We know that the general series of arithmetic progression is given by \[a,\text{ }a+d,\text{ }a+2d,..a+\left( n-1 \right)d\]
Where a, d and n are the first term, the common difference of the series of arithmetic progression and the number of terms in the series of arithmetic progression.
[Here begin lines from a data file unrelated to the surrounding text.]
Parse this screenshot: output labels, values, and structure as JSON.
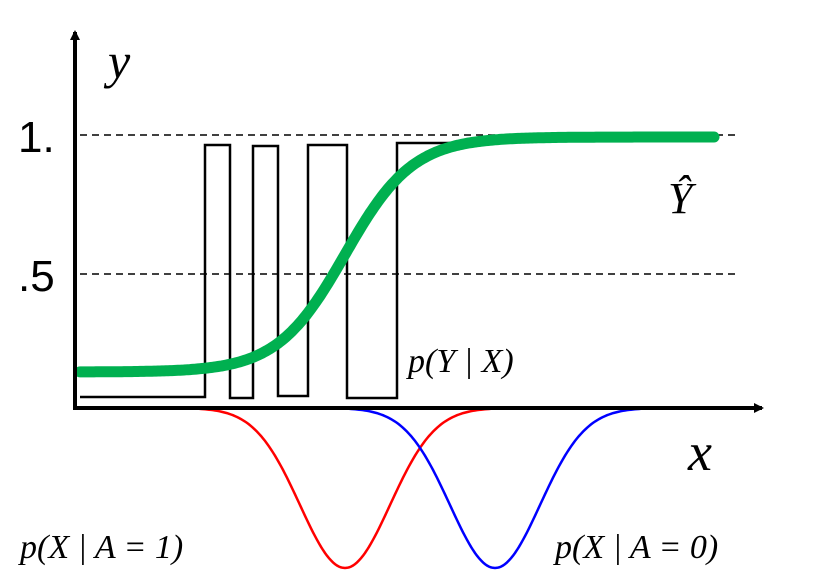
{
  "y_axis_label": "y",
  "x_axis_label": "x",
  "level_high": "1.",
  "level_mid": ".5",
  "prediction_label": "Ŷ",
  "conditional_label": "p(Y | X)",
  "group_1_label": "p(X | A = 1)",
  "group_0_label": "p(X | A = 0)"
}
The given \[{{n}^{th}}\] term of arithmetic progression = xn + y
We know from the above series of arithmetic progression that \[{{n}^{th}}\]term of the series is given by the formula a + (n - 1)d
\[\begin{align}
  & xn+\text{ }y=a+\left( n\text{ }-\text{ }1 \right)d \\
 & xn+y-a=\left( n\text{ }-\text{ }1 \right)d \\
\end{align}\]
By rearranging the terms, we get
\[d=\dfrac{xn+y-a}{(n-1)}\] ….. (1)
We know that a is first term of series,
Thus, we get the first term by substituting n = 1 in \[{{n}^{th}}\] term of arithmetic progression = xn + y
The first term fo the given series of AP = x(1) + y = x + y
The value of a = x + y
By substituting the value of a in equation (1), we get
\[d=\dfrac{xn+y-(x+y)}{(n-1)}\]
\[d=\dfrac{xn+y-x-y}{(n-1)}\]
\[d=\dfrac{xn-x}{(n-1)}\]
\[d=\dfrac{x(n-1)}{(n-1)}\]
\[\Rightarrow d=x\]
\[\therefore \] The common difference of the given arithmetic progression = x

Note: The possibility of mistake can be not using the arithmetic progression general series formula to compare and calculate the answer. Using another method of writing series using a pattern method will elongate the process of solving.